Actis's Proven Track Record in India's Energy Sector
This potential divestment aligns with Actis's established strategy of realizing value from its investments in high-growth markets. The firm has a significant history of successful exits in India's clean energy landscape. Notably, Actis previously sold its Ostro Energy platform to ReNew Power in 2018 for an enterprise value of approximately $1.5 billion [6, 14, 21, 33, 37]. More recently, Actis divested its Sprng Energy platform to Shell in 2022 for $1.55 billion [10, 16, 21, 23, 37]. Actis has invested over $7.1 billion in Asia, developing or operating more than 8 GW of capacity, with a substantial portion in renewable assets [2, 4]. The Athena platform, acquired by Actis Long Life Infrastructure Fund in 2020, consists of projects with 25-year power purchase agreements (PPAs) with government-owned entities and distribution companies, ensuring stable, credit-backed revenue streams [29, 25].
Robust Investor Appetite in India's Renewable Energy Market
Actis has reportedly reached out to a select group of potential buyers for Athena Renewable Energy.

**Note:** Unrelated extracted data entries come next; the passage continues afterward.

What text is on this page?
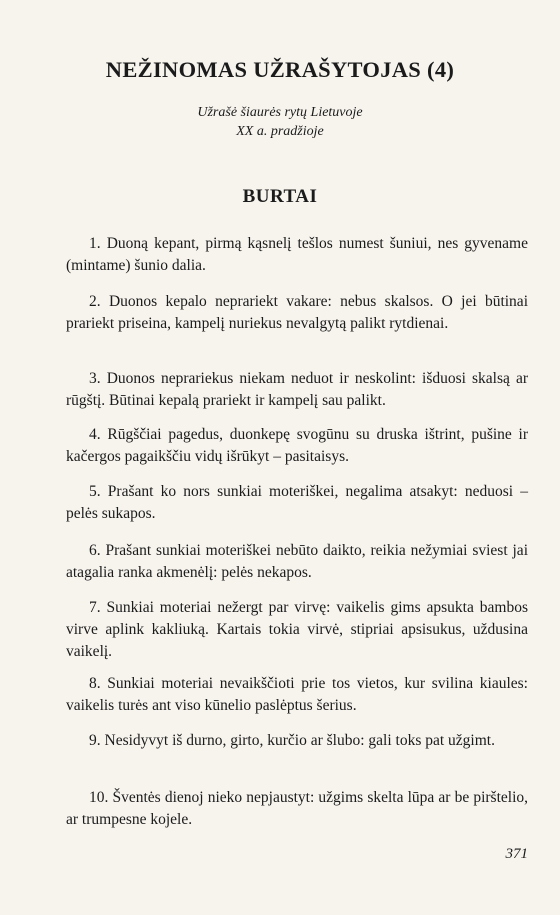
NEŽINOMAS UŽRAŠYTOJAS (4)

Užrašė šiaurės rytų Lietuvoje

XX a. pradžioje

BURTAI

1. Duoną kepant, pirmą kąsnelį tešlos numest šuniui, nes gyvename (mintame) šunio dalia.

2. Duonos kepalo neprariekt vakare: nebus skalsos. O jei būtinai prariekt priseina, kampelį nuriekus nevalgytą palikt rytdienai.

3. Duonos neprariekus niekam neduot ir neskolint: išduosi skalsą ar rūgštį. Būtinai kepalą prariekt ir kampelį sau palikt.

4. Rūgščiai pagedus, duonkepę svogūnu su druska ištrint, pušine ir kačergos pagaikščiu vidų išrūkyt – pasitaisys.

5. Prašant ko nors sunkiai moteriškei, negalima atsakyt: neduosi – pelės sukapos.

6. Prašant sunkiai moteriškei nebūto daikto, reikia nežymiai sviest jai atagalia ranka akmenėlį: pelės nekapos.

7. Sunkiai moteriai nežergt par virvę: vaikelis gims apsukta bambos virve aplink kakliuką. Kartais tokia virvė, stipriai apsisukus, uždusina vaikelį.

8. Sunkiai moteriai nevaikščioti prie tos vietos, kur svilina kiaules: vaikelis turės ant viso kūnelio paslėptus šerius.

9. Nesidyvyt iš durno, girto, kurčio ar šlubo: gali toks pat užgimt.

10. Šventės dienoj nieko nepjaustyt: užgims skelta lūpa ar be pirštelio, ar trumpesne kojele.

371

Among the interested parties are entities such as KKR-backed IndiGrid Infrastructure Trust, Ontario Teachers' Pension Fund, Sekura Energy, Jindal Renewables, and Hexa Climate Solutions [3]. IndiGrid, India's first listed power sector infrastructure investment trust sponsored by KKR, has a market capitalization of ₹17,531 crore as of Q1FY26 and holds a significant portfolio of transmission and renewable energy assets [8]. The strong interest from these established players underscores the continued investor appetite for operational renewable energy assets in India, a market driven by ambitious government targets for clean energy [18, 24, 26]. India aims to achieve 500 GW of non-fossil fuel capacity by 2030, fostering a dynamic M&A environment [18, 26].
India's Evolving Clean Energy Landscape
The Indian renewable energy sector is experiencing a period of significant M&A activity, with a sustained influx of capital from corporates, infrastructure funds, and institutional investors [18, 24, 26]. This trend is supported by supportive government policies, evolving regulatory frameworks, and the global push towards decarbonization [26]. The sector's attractiveness is further bolstered by long-term PPAs and the increasing demand for sustainable energy solutions, making platforms like Athena Renewable Energy valuable acquisition targets for entities looking to expand their green energy portfolios [25, 29].